如果你能为孤培养出一个张玄海,孤记你一个天大的功劳。” 庄言同跪拜:“奴婢必不负王上重望。” “下去吧!不要耽误盯景澜别院的差事,把孤要的东西拿来。” “是,王上!” …… 王放在陪同张夫人拜见了几位大都的官员后,到约定的地方见到了等着这里的邵武,然后跟着邵武找到了沈嵩租下的一处庭院。 庭院不算大,前后两进院子加左右两厢,住下三家人绰绰有余。 沈嵩把张夫人迎进正堂,交上租赁庭院的契约和开销的账目说道:“夫人,这座庭院月租十两银子。若是住的舒服,可以花五百两银子买下来。另外我又安排人去买一些米粮菜蔬和一些家居所需,这些是花费账目,请夫人过目。
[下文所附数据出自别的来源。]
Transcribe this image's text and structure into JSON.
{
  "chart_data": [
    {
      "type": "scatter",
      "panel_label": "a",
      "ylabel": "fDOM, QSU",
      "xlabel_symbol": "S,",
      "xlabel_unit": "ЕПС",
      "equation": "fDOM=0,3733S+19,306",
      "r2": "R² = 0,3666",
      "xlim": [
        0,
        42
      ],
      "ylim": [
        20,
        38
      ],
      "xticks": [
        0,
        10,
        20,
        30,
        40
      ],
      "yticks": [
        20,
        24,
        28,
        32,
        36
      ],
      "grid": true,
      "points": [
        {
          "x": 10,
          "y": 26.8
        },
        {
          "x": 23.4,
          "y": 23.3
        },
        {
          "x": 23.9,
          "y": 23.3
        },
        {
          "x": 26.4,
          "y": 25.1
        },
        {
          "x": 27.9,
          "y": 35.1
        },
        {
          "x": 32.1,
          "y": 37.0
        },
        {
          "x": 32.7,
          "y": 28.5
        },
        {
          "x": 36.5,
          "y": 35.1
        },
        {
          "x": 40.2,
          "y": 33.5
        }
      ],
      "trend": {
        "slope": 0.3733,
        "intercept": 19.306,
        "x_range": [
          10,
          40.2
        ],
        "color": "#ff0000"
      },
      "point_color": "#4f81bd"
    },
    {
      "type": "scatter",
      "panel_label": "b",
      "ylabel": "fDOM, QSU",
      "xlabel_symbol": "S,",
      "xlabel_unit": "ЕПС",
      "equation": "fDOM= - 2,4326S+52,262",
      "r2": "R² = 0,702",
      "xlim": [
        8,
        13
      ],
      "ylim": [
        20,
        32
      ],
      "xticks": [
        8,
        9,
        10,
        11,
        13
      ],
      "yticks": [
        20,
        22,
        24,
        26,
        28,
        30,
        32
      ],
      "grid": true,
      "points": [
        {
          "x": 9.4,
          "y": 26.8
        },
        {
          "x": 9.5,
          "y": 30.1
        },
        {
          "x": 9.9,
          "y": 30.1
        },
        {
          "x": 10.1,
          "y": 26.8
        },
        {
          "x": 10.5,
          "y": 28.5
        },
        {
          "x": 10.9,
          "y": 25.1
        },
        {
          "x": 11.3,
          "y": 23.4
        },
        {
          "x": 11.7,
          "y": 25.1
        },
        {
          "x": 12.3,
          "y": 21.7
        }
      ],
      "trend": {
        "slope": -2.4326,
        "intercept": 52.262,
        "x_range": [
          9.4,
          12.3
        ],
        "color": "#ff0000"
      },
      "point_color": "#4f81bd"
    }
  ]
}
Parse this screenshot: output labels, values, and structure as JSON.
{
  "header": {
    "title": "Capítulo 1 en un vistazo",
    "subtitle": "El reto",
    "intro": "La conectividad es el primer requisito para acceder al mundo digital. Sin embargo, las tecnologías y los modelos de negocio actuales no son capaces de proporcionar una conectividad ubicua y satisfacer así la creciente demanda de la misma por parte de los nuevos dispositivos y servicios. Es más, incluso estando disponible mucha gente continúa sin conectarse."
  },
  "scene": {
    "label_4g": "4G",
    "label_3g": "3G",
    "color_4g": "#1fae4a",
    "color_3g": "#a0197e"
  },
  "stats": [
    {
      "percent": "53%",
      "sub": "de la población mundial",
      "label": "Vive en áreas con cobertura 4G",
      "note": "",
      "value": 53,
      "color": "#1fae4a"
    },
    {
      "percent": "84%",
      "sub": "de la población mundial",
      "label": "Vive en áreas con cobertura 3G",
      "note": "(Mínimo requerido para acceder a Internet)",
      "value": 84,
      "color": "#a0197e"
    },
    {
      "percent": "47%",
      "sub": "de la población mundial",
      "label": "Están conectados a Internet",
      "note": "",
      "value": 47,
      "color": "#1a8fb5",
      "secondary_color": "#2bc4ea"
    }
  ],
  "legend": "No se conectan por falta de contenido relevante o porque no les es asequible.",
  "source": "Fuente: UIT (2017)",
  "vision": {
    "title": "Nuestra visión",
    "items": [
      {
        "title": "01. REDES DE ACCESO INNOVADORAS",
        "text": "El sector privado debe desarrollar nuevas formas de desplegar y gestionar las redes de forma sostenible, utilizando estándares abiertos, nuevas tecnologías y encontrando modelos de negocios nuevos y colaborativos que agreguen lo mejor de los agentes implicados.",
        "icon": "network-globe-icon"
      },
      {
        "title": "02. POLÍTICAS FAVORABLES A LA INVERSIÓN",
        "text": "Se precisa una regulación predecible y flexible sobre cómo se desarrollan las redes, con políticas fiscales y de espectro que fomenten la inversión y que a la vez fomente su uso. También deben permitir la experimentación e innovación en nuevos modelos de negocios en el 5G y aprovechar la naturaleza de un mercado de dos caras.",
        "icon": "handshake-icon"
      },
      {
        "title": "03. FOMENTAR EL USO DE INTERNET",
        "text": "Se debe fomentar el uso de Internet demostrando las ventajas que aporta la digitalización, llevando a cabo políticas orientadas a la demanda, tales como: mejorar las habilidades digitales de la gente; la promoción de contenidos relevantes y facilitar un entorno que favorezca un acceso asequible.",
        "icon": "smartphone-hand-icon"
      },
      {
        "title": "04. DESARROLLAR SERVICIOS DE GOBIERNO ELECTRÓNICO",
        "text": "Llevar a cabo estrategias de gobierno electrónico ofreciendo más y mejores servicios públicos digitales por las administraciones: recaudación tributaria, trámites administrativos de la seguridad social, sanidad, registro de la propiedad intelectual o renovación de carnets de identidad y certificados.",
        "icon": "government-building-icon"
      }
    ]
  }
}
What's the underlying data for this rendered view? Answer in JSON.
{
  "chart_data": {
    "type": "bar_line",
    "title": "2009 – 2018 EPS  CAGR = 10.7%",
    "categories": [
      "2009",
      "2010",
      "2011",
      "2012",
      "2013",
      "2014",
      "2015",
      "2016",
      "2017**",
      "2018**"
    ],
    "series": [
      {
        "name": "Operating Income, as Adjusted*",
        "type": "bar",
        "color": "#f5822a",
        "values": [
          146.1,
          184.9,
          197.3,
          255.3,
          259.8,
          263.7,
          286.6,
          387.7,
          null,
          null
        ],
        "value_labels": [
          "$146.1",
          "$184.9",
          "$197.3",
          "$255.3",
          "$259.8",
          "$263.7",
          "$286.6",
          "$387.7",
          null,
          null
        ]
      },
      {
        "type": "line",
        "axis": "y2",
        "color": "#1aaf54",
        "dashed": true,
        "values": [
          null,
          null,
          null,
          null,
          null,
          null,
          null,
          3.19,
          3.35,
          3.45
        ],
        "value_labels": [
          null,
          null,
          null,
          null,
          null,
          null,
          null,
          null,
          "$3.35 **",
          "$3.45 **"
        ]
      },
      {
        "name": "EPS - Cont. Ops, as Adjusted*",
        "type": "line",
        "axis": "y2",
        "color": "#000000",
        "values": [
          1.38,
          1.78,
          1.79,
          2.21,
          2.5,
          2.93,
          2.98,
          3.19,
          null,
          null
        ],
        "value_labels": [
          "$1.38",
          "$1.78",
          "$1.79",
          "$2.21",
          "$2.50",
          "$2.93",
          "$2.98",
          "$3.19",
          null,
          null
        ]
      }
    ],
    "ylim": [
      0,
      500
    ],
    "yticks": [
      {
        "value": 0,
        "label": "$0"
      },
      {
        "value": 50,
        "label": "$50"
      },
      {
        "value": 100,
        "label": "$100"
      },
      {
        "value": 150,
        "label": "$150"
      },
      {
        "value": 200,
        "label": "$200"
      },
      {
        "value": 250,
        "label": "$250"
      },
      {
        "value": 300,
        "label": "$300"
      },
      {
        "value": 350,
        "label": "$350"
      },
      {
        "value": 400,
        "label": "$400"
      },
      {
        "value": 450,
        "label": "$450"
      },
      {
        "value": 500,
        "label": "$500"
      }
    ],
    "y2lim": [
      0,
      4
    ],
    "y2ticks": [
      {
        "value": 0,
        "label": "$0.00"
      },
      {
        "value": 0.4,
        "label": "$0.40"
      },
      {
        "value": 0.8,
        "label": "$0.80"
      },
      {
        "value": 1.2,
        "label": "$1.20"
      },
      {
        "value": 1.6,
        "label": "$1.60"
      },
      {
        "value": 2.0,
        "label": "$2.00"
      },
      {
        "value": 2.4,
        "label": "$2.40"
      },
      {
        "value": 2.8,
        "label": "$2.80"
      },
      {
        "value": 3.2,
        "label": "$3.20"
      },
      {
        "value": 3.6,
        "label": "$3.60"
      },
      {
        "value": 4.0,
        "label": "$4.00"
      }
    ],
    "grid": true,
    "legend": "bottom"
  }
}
” 张夫人雍容大雅,即便几次拜访都不顺利,依然沉稳庄重。 她接过账本细细查看,心中算着此次携带的银钱能坚持多长时间。 时雨在一旁抱怨道:“这些官员以前见到老爷的时候一个个的毕恭毕敬的,现在是唯恐避之不及,随便给点银两就把咱们打发出来了。 等老爷来了,我一定一个个告他们的状。” 说起张玄海,张夫人的手不由的抖了一下。但她立即稳重说道:“赵相风光而来,那些官员为自己的前程疏远我们无可厚非。时雨,老爷不在这里,你以后不准惹是生非,一切都要听王公子的。” 时雨看看坐在一旁喝茶的王放,对张夫人说:“是,夫人。” 张夫人把账本交给时雨:“去,把那些官员赠予的银钱一笔一笔记下来。不管多少,这都是情谊,以后我们有了钱一定要还给他们。如果还不上,也谨记这份善意。” 时雨知道这是夫人在惩罚自己,乖乖的接过账目:“我知道错了,夫人。” 张夫人对王放说道:“王公子……我刚刚看了看,东厢的院子典雅幽静,有书房和一些藏书,就给公子和齐山壮士住吧。”